Internal APIs
Build an MCP server for internal APIs
Expose internal REST APIs to agents with narrow endpoint selection, network boundaries, service credentials, and audit-friendly runtime logs.
Steps
Start from an explicit endpoint allowlist
Do not generate from every private service route at once. Pick the workflows agents actually need, such as incident lookup, account status, ticket creation, or deployment readbacks.
Keep private network access server-side
The MCP client should call Astrail, not your internal hosts directly. Runtime execution should happen through a reviewed deployment path that can enforce network, auth, and logging policy.
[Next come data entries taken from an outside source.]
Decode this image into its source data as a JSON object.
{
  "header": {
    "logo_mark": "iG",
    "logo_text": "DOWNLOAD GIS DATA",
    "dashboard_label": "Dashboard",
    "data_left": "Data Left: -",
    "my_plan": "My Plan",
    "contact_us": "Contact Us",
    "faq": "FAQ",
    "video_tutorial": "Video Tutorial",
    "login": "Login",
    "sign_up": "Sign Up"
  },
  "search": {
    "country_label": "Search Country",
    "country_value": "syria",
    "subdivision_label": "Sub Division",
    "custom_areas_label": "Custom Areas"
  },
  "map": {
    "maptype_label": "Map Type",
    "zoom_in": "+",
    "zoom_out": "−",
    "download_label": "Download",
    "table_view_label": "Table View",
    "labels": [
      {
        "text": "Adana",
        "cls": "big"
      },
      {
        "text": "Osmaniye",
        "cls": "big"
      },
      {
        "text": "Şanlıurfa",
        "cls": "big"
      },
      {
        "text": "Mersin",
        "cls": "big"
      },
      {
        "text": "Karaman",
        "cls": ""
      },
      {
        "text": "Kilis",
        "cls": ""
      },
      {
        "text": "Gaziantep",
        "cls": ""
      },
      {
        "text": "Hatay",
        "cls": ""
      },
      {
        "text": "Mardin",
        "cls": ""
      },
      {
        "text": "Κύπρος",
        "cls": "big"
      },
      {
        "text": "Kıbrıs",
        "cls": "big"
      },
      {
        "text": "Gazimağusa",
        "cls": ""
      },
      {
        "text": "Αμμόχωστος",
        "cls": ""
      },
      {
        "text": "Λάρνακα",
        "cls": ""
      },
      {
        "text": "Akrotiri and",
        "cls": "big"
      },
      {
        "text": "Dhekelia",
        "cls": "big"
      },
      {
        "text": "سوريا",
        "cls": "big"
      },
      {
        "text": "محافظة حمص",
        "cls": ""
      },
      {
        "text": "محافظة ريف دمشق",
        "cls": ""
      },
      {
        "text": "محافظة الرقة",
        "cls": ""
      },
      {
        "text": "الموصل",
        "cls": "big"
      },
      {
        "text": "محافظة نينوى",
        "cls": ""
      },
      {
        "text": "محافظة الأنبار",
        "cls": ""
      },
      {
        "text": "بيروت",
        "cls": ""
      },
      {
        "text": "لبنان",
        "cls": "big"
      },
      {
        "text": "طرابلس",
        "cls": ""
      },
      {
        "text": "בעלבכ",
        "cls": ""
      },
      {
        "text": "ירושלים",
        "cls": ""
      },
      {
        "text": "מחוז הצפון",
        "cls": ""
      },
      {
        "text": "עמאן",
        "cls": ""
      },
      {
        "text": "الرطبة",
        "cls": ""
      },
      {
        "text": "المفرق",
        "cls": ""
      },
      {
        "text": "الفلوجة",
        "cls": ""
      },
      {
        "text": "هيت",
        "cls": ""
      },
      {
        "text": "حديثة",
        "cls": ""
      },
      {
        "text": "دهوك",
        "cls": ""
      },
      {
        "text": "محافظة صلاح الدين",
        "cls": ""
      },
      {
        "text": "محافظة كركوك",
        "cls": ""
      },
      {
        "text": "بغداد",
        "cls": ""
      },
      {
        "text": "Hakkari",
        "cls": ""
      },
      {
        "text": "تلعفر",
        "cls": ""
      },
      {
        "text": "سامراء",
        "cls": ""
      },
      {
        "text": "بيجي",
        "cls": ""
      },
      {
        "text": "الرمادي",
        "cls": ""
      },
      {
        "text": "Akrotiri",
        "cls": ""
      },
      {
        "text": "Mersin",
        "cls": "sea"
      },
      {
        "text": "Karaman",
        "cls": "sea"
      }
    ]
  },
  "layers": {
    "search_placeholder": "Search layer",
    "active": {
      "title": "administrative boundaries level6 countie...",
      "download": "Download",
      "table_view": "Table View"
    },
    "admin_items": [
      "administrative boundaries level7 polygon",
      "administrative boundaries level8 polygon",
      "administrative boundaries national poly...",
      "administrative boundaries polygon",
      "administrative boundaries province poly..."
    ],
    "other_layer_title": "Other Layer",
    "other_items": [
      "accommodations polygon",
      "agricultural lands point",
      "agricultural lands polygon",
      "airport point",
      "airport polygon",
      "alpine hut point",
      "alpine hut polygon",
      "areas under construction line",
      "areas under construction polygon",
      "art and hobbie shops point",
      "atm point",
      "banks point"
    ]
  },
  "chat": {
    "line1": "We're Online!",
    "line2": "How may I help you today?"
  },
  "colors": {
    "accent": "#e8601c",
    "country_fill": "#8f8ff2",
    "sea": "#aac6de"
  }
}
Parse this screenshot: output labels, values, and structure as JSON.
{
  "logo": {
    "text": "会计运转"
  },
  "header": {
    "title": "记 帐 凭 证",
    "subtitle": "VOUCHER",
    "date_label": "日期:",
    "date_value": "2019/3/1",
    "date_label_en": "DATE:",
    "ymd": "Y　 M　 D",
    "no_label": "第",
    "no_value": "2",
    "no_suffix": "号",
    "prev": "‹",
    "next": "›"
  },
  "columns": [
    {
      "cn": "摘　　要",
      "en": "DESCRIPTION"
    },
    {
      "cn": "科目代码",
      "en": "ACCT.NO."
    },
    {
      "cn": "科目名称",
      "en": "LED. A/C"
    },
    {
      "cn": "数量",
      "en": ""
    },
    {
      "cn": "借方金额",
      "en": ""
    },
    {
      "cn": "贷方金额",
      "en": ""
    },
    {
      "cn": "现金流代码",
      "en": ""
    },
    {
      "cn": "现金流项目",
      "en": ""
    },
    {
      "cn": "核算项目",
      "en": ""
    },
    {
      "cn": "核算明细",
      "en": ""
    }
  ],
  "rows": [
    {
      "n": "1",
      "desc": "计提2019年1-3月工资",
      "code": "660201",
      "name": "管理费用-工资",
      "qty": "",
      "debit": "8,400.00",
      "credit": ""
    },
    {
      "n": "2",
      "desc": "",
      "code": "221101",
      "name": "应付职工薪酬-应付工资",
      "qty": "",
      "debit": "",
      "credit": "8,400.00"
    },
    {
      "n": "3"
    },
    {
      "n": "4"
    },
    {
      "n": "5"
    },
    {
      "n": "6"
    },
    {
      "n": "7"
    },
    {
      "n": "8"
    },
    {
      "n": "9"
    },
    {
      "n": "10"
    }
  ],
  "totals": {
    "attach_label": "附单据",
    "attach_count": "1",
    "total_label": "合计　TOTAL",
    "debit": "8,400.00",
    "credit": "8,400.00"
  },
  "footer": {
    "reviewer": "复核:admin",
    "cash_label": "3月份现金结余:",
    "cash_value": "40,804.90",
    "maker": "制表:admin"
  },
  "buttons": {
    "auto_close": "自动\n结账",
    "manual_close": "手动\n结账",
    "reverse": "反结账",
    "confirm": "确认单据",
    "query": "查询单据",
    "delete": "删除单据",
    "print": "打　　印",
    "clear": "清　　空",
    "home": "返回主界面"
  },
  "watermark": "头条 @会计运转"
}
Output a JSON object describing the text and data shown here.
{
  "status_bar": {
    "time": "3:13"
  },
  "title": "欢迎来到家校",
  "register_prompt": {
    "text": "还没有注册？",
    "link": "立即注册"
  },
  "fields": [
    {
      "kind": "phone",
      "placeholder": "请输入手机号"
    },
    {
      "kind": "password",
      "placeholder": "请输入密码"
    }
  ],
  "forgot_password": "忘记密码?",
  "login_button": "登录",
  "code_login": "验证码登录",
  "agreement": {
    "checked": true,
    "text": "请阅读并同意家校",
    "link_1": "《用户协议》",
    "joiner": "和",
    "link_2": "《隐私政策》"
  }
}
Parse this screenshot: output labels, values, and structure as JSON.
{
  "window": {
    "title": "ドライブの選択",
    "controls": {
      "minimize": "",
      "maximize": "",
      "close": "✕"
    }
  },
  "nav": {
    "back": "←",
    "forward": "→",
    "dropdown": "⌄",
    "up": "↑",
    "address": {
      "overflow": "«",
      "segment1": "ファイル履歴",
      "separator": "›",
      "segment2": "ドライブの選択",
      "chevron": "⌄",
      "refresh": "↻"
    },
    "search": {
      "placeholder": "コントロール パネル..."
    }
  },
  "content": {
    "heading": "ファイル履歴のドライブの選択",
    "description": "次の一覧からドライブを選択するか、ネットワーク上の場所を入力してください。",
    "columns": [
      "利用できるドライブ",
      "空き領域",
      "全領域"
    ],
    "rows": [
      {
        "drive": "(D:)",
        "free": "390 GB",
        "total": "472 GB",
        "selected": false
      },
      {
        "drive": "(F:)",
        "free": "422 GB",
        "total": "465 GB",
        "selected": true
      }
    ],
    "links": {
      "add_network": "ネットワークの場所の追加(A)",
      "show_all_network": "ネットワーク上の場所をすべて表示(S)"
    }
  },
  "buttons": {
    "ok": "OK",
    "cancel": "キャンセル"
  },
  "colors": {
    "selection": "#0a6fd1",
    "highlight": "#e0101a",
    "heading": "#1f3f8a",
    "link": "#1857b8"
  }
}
Use service credentials with narrow scope
Prefer credentials that are scoped to the selected endpoint group. Avoid broad admin tokens, personal tokens, or secrets copied into generated examples.
Add audit fields to the response path
For internal tools, logs should capture actor, server id, tool name, trace id, upstream status, latency, and whether a response was redacted.
{
"actor": "agent-workspace",
"tool": "lookup_incident",
"trace_id": "trace_123",
"upstream_status": 200,
"redacted": true
}Promote from staging to production deliberately
A green staging smoke test is not enough. Review route ownership, data sensitivity, rate limits, timeout behavior, and incident rollback before production access.
Production checks
FAQ
Can MCP connect to private internal APIs?
Yes, but private network access should be mediated by a controlled server-side runtime, not granted directly to the agent client.
What is the safest first internal MCP use case?
Start with read-only lookup workflows that already have clear ownership, stable schemas, and low data sensitivity.